In an on-line implementation of a Backpropagation ANN, how would you determine the stopping criteria?
The way that I have been doing it(which I am sure is incorrect) is to average the error of each output node and then average this error over each epoch.
Is this an incorrect method? Is there a standard way of stopping an on-line implementation?
You should always consider the error (e.g. Root Mean Squared Error) on a validation set which is disjunct from your training set. If you train too long, your neural network will begin to overfit. This means, that the error on your training set will become minimal or even 0, but the error on general data will become worse.
To end up with the model parameters which yielded the best generalization performance, you should copy&save your model parameters whenever the error on your validation set is a new minimum. If performance is a problem, you can do this check only every N steps.
In an on-line learning setup, you will train with single training samples or mini-batches of a small number of training samples. You can consider the succsessive training of all samples/mini-batches that cover your total data as one training epoch.
There are several possibilities to define a so called Early Stopping Criterion. E.g. you could consider the best-so-far RMS Error on your validation set after each full epoch. You would stop as soon as there has not been a new optimum for M epochs. Depending on the complexity of your problem you must choose M high enough.
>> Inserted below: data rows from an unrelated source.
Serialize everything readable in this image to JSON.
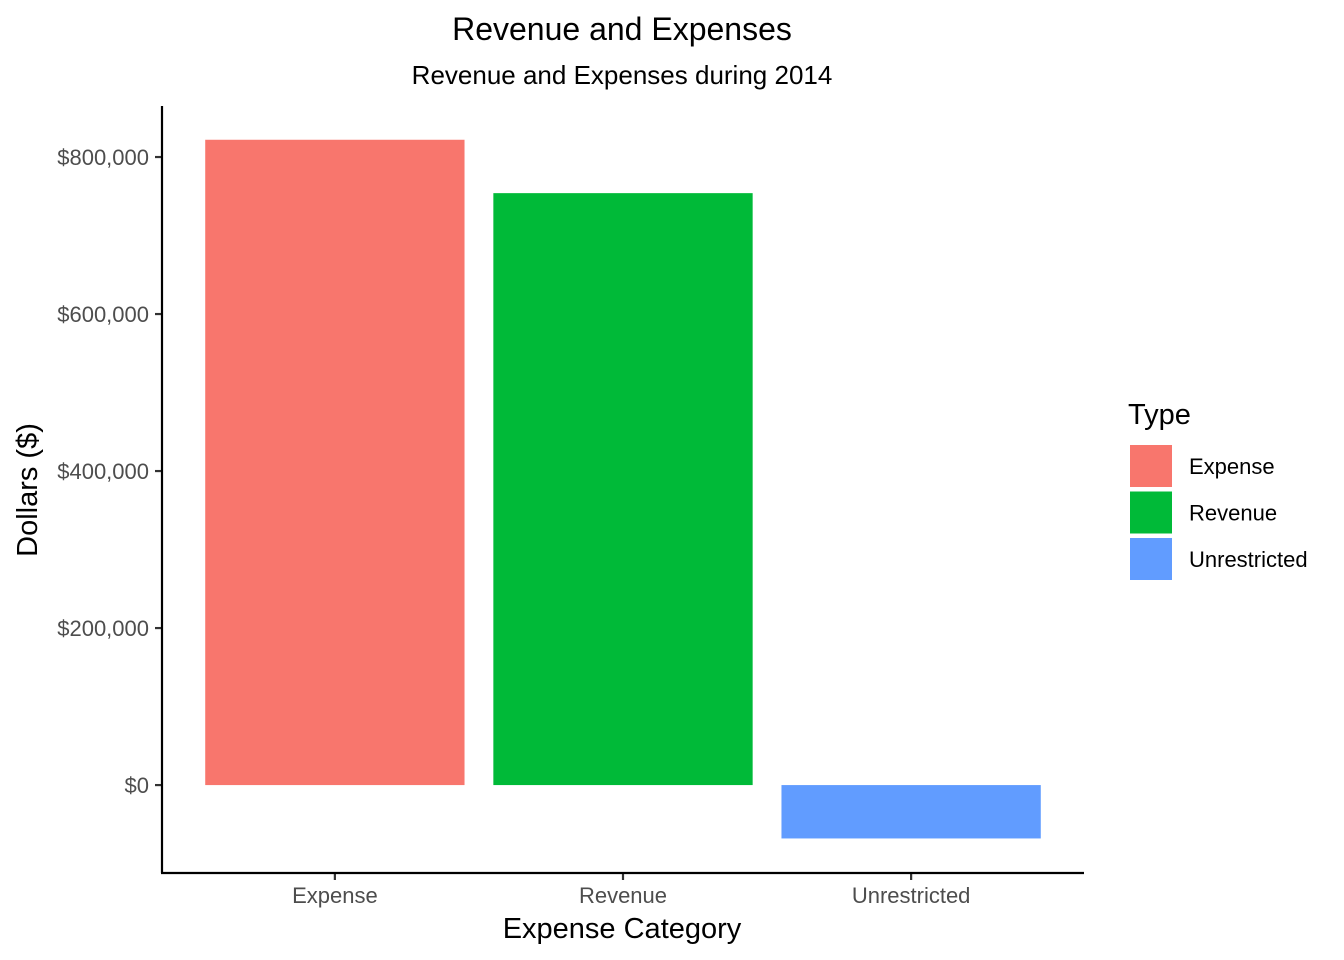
{
  "chart_data": {
    "type": "bar",
    "title": "Revenue and Expenses",
    "subtitle": "Revenue and Expenses during 2014",
    "xlabel": "Expense Category",
    "ylabel": "Dollars ($)",
    "categories": [
      "Expense",
      "Revenue",
      "Unrestricted"
    ],
    "values": [
      822000,
      754000,
      -68000
    ],
    "colors": [
      "#F8766D",
      "#00BA38",
      "#619CFF"
    ],
    "ylim": [
      -112000,
      865000
    ],
    "yticks": [
      0,
      200000,
      400000,
      600000,
      800000
    ],
    "ytick_labels": [
      "$0",
      "$200,000",
      "$400,000",
      "$600,000",
      "$800,000"
    ],
    "grid": false,
    "legend": {
      "title": "Type",
      "position": "right",
      "entries": [
        "Expense",
        "Revenue",
        "Unrestricted"
      ]
    }
  }
}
You can also start with a rather small M and whenever you get a new optimum, you set M to the number of epochs you needed to reach it. It depends on whether it is more important to quickly converge or to be as thorough as possible.
You will always have situations where both your validation and/or training error will get bigger temporarily, because the learning algorithm is hill-climbing. This means it traverses regions on the error surface which render bad performance, but must be passed to reach a new, better optimum. If you simply stop as soon your validation or training error gets worse between two subsequent steps, you will end up in suboptimal solutions prematurely.